Industry Super Australia chief executive Bernie Dean urged Australians to get in touch with their super fund if they were concerned about changes to their insurance and check if they will be affected.

The changes, part of the Federal Government’s Protecting Your Super package, will see the automatic consolidation of all low balance ($6,000 and less), inactive accounts to the ATO, and the cancellation of insurance attached to all super accounts that have been inactive for 16 months or more.

Mr Dean said while the changes should deliver significant boosts to people’s super balances, there were some catches to look out for.

“There are some real positives for people in these changes and we expect to see more money for consumers as multiple accounts are consolidated and insurance on those old accounts cancelled,” Mr Dean said.

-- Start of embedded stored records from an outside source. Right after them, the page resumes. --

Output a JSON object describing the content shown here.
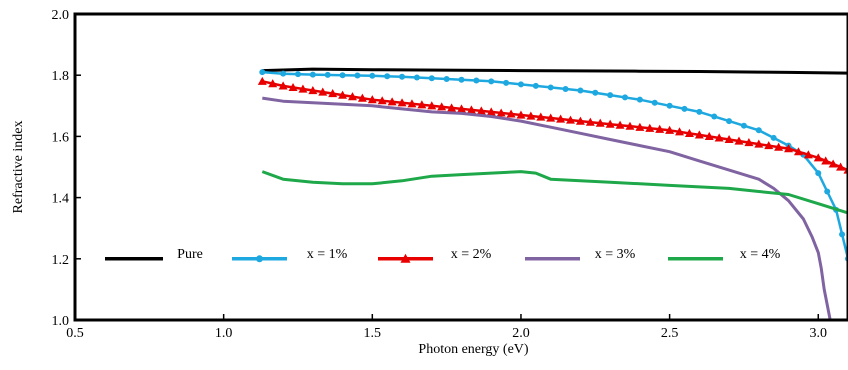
{
  "chart_data": {
    "type": "line",
    "title": "",
    "xlabel": "Photon energy (eV)",
    "ylabel": "Refractive index",
    "xlim": [
      0.5,
      3.1
    ],
    "ylim": [
      1.0,
      2.0
    ],
    "xticks": [
      0.5,
      1.0,
      1.5,
      2.0,
      2.5,
      3.0
    ],
    "yticks": [
      1.0,
      1.2,
      1.4,
      1.6,
      1.8,
      2.0
    ],
    "xtick_labels": [
      "0.5",
      "1.0",
      "1.5",
      "2.0",
      "2.5",
      "3.0"
    ],
    "ytick_labels": [
      "1.0",
      "1.2",
      "1.4",
      "1.6",
      "1.8",
      "2.0"
    ],
    "legend_position": "bottom-inside",
    "series": [
      {
        "name": "Pure",
        "color": "#000000",
        "marker": "none",
        "x": [
          1.13,
          1.3,
          1.5,
          1.8,
          2.0,
          2.2,
          2.4,
          2.6,
          2.8,
          2.9,
          3.0,
          3.1
        ],
        "y": [
          1.815,
          1.82,
          1.818,
          1.816,
          1.815,
          1.814,
          1.813,
          1.812,
          1.81,
          1.809,
          1.808,
          1.807
        ]
      },
      {
        "name": "x = 1%",
        "color": "#1ea8e0",
        "marker": "circle",
        "x": [
          1.13,
          1.2,
          1.3,
          1.4,
          1.5,
          1.6,
          1.7,
          1.8,
          1.9,
          2.0,
          2.1,
          2.2,
          2.3,
          2.4,
          2.5,
          2.6,
          2.7,
          2.8,
          2.85,
          2.9,
          2.95,
          3.0,
          3.03,
          3.06,
          3.08,
          3.1
        ],
        "y": [
          1.81,
          1.805,
          1.802,
          1.8,
          1.798,
          1.795,
          1.79,
          1.785,
          1.78,
          1.77,
          1.76,
          1.75,
          1.735,
          1.72,
          1.7,
          1.68,
          1.65,
          1.62,
          1.595,
          1.57,
          1.54,
          1.48,
          1.42,
          1.36,
          1.28,
          1.2
        ]
      },
      {
        "name": "x = 2%",
        "color": "#e80000",
        "marker": "triangle",
        "x": [
          1.13,
          1.2,
          1.3,
          1.4,
          1.5,
          1.6,
          1.7,
          1.8,
          1.9,
          2.0,
          2.1,
          2.2,
          2.3,
          2.4,
          2.5,
          2.6,
          2.7,
          2.8,
          2.9,
          3.0,
          3.05,
          3.1
        ],
        "y": [
          1.78,
          1.765,
          1.75,
          1.735,
          1.72,
          1.71,
          1.7,
          1.69,
          1.68,
          1.67,
          1.66,
          1.65,
          1.64,
          1.63,
          1.62,
          1.605,
          1.59,
          1.575,
          1.56,
          1.53,
          1.51,
          1.49
        ]
      },
      {
        "name": "x = 3%",
        "color": "#8064a2",
        "marker": "none",
        "x": [
          1.13,
          1.2,
          1.3,
          1.4,
          1.5,
          1.6,
          1.7,
          1.8,
          1.9,
          2.0,
          2.1,
          2.2,
          2.3,
          2.4,
          2.5,
          2.6,
          2.7,
          2.8,
          2.85,
          2.9,
          2.95,
          2.98,
          3.0,
          3.01,
          3.02,
          3.03,
          3.04
        ],
        "y": [
          1.725,
          1.715,
          1.71,
          1.705,
          1.7,
          1.69,
          1.68,
          1.675,
          1.665,
          1.65,
          1.63,
          1.61,
          1.59,
          1.57,
          1.55,
          1.52,
          1.49,
          1.46,
          1.43,
          1.39,
          1.33,
          1.27,
          1.22,
          1.17,
          1.1,
          1.05,
          1.0
        ]
      },
      {
        "name": "x = 4%",
        "color": "#1ea84a",
        "marker": "none",
        "x": [
          1.13,
          1.2,
          1.3,
          1.4,
          1.5,
          1.6,
          1.7,
          1.8,
          1.9,
          2.0,
          2.05,
          2.1,
          2.2,
          2.3,
          2.4,
          2.5,
          2.6,
          2.7,
          2.8,
          2.9,
          3.0,
          3.1
        ],
        "y": [
          1.485,
          1.46,
          1.45,
          1.445,
          1.445,
          1.455,
          1.47,
          1.475,
          1.48,
          1.485,
          1.48,
          1.46,
          1.455,
          1.45,
          1.445,
          1.44,
          1.435,
          1.43,
          1.42,
          1.41,
          1.38,
          1.35
        ]
      }
    ]
  }
}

“There’s a few catches people should be aware of though, especially the parents or others out there who might have been out of the paid workforce for a while and haven’t had any super contributions.

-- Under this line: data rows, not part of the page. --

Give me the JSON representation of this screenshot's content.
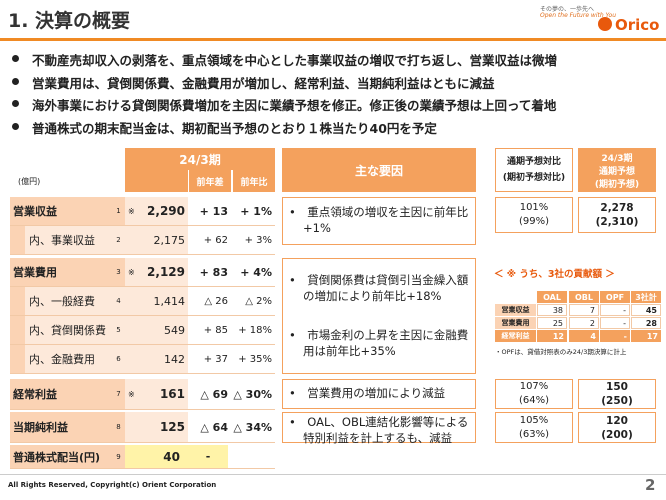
{
  "header": {
    "title": "1. 決算の概要",
    "tagline_jp": "その夢の、一歩先へ",
    "tagline_en": "Open the Future with You",
    "logo": "Orico"
  },
  "bullets": [
    "不動産売却収入の剥落を、重点領域を中心とした事業収益の増収で打ち返し、営業収益は微増",
    "営業費用は、貸倒関係費、金融費用が増加し、経常利益、当期純利益はともに減益",
    "海外事業における貸倒関係費増加を主因に業績予想を修正。修正後の業績予想は上回って着地",
    "普通株式の期末配当金は、期初配当予想のとおり１株当たり40円を予定"
  ],
  "table": {
    "unit": "(億円)",
    "period": "24/3期",
    "columns": [
      "前年差",
      "前年比"
    ],
    "rows": [
      {
        "label": "営業収益",
        "no": "1",
        "mark": "※",
        "value": "2,290",
        "diff": "+ 13",
        "ratio": "+ 1%"
      },
      {
        "label": "内、事業収益",
        "no": "2",
        "value": "2,175",
        "diff": "+ 62",
        "ratio": "+ 3%"
      },
      {
        "label": "営業費用",
        "no": "3",
        "mark": "※",
        "value": "2,129",
        "diff": "+ 83",
        "ratio": "+ 4%"
      },
      {
        "label": "内、一般経費",
        "no": "4",
        "value": "1,414",
        "diff": "△ 26",
        "ratio": "△ 2%"
      },
      {
        "label": "内、貸倒関係費",
        "no": "5",
        "value": "549",
        "diff": "+ 85",
        "ratio": "+ 18%"
      },
      {
        "label": "内、金融費用",
        "no": "6",
        "value": "142",
        "diff": "+ 37",
        "ratio": "+ 35%"
      },
      {
        "label": "経常利益",
        "no": "7",
        "mark": "※",
        "value": "161",
        "diff": "△ 69",
        "ratio": "△ 30%"
      },
      {
        "label": "当期純利益",
        "no": "8",
        "value": "125",
        "diff": "△ 64",
        "ratio": "△ 34%"
      },
      {
        "label": "普通株式配当(円)",
        "no": "9",
        "value": "40",
        "diff": "-"
      }
    ]
  },
  "factors": {
    "header": "主な要因",
    "items": [
      [
        "重点領域の増収を主因に前年比+1%"
      ],
      [
        "貸倒関係費は貸倒引当金繰入額の増加により前年比+18%",
        "市場金利の上昇を主因に金融費用は前年比+35%"
      ],
      [
        "営業費用の増加により減益"
      ],
      [
        "OAL、OBL連結化影響等による特別利益を計上するも、減益"
      ]
    ]
  },
  "forecast": {
    "ratio_header": "通期予想対比",
    "ratio_sub": "(期初予想対比)",
    "value_header": "24/3期",
    "value_sub": "通期予想",
    "value_sub2": "(期初予想)",
    "rows": [
      {
        "ratio": "101%",
        "ratio_initial": "(99%)",
        "value": "2,278",
        "value_initial": "(2,310)"
      },
      {
        "ratio": "107%",
        "ratio_initial": "(64%)",
        "value": "150",
        "value_initial": "(250)"
      },
      {
        "ratio": "105%",
        "ratio_initial": "(63%)",
        "value": "120",
        "value_initial": "(200)"
      }
    ]
  },
  "contribution": {
    "title": "＜ ※ うち、3社の貢献額 ＞",
    "columns": [
      "OAL",
      "OBL",
      "OPF",
      "3社計"
    ],
    "rows": [
      {
        "label": "営業収益",
        "values": [
          "38",
          "7",
          "-",
          "45"
        ]
      },
      {
        "label": "営業費用",
        "values": [
          "25",
          "2",
          "-",
          "28"
        ]
      },
      {
        "label": "経常利益",
        "values": [
          "12",
          "4",
          "-",
          "17"
        ]
      }
    ],
    "note": "・OPFは、貸借対照表のみ24/3期決算に計上"
  },
  "footer": {
    "copyright": "All Rights Reserved, Copyright(c) Orient Corporation",
    "page": "2"
  }
}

“Getting insurance through your super can be really cost effective and a good way for people to get covered where they might not otherwise be able to afford it, but it can also see super balances eroded if people are paying for premiums for insurance they don’t need.”

Mr Dean said super funds have been contacting members letting them know about the changes, and how to keep their insurance attached to their account if they want to.

“With only days to go until the changes kick in, this is one of those times people really need to think about their super and not throw the letter from their fund straight in the bin, or mark the email as spam,” he said.

“Straightening it out is easy – if you decide you do want to continue the insurance cover, just let your super fund know.

“If you’re worried or don’t know if you’ll be affected give your super fund a call. With only days to go until 1 July it’s vital people get engaged with their super now and don’t put it off to another day.”